Insured losses from the Aug. 24 earthquake that struck Napa, Calif. will not exceed $250 million, according to a risk management firm.
Widespread damage was expected from the 6.0 magnitude event, but there wasn’t much business interruption as most area businesses, including wineries, reopened within a week after it struck, said Catastrophe risk manager RMS.
There were 250 reported injuries, mostly minor, and no fatalities reported.
RMS’ loss estimate reflects the combination of observed damage patterns in combination with the limited earthquake insurance penetration in the region, the firm stated.
“The penetration of insurance is very, very low here,” said Patricia Grossi, a senior director at RMS.
Estimates from the Napa regions say that most of the more than 100 wineries impacted are back up and running, and there was little effect on tourism.
“It didn’t impact the tourism to the extent that it could have,” Grossi said.
Grossi said RMS is looking at the business interruption impact, but doesn’t yet have estimates to offer.
“We don’t have a number we’re comfortable with sharing,” she said.
RMS found that damage from the quake was within expectations given the magnitude and location of the quake.
The firm surveyed areas affected by the quake, including Napa County, as well as parts of Solano and Sonoma counties and found that the majority of damage was extremely localized within Napa County, while primary damage was due to ground shaking with few fires following and almost no sprinkler leakage.
“I guess we thought we’d see a bigger footprint of damage,” Grossi said. “We thought we would see a little more on the outskirts of ground motion.”

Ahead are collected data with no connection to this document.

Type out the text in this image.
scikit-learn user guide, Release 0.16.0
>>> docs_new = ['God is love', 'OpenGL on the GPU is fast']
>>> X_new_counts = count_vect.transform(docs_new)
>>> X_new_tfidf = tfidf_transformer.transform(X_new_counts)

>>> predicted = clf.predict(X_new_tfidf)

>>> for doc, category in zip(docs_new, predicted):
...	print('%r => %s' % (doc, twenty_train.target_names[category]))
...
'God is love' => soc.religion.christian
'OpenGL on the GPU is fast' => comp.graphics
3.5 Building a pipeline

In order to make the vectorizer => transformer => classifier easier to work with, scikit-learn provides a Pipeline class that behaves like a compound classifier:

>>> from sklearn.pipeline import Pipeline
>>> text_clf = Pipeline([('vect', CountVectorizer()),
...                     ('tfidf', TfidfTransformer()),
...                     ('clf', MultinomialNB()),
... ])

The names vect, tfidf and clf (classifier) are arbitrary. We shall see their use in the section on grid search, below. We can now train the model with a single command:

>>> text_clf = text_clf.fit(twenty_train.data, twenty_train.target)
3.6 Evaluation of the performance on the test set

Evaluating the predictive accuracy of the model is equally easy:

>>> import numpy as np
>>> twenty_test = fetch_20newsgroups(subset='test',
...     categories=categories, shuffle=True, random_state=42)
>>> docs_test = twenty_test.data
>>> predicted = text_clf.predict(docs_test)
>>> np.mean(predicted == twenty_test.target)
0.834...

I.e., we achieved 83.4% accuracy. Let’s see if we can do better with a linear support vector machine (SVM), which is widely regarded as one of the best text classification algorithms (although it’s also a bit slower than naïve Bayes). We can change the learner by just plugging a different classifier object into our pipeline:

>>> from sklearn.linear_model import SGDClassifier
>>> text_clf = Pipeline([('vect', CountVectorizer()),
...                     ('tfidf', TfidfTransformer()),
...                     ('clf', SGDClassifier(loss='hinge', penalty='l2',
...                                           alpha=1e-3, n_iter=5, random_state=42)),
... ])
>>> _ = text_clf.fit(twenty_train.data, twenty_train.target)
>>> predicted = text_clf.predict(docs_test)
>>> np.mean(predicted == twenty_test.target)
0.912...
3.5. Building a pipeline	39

According to cat modeler AIR Worldwide, there were 120 red tagged and 500 yellow tagged buildings, and 208 reported injuries in Napa, while in Vallejo there were 10 red tagged and 34 yellow tagged buildings and 49 reported injuries and right at the epicenter in American Canyon there were reported no red or yellow tagged buildings.
Napa city managers offered estimates of $300 million in private property damage, with Vallejo estimating $5 million in damage.
RMS in its report noted that little liquefaction or lateral spreading was observed, and the majority of severely damaged unreinforced masonry structures were concentrated in downtown Napa.
According the RMS report: in the Browns Valley section of Napa, residential damage was concentrated along the fault trace and included slippage from foundations and cracks in walls and garages; in Vallejo, older buildings and historic structures sustained much of the damage; in regions further damage was limited.
A few high-value losses took place, including structural damage to a monastery in Oakville, RMS stated.
Unreinforced masonry chimney failures were observed across the surveyed regions.
“As expected, many URM buildings were heavily damaged, while many wood-frame residential structures experienced, at most, a chimney failure,” AIR stated.
Contents damage was reported to be significant in the region, with plate glass windows, hanging ceilings and merchandise commonly damaged, according to AIR.
The California Earthquake Authority, which reported the area has a dismal 6 percent uptake on earthquake insurance, has said it plans to start marketing heavily to area residents its new earthquake product. It’s CEA Choice offers contents deductibles.
“We’re definitely talking about how to do some targeted marketing and do some focused messaging,” CEA CEO Glen Pomeroy said in the days following the quake.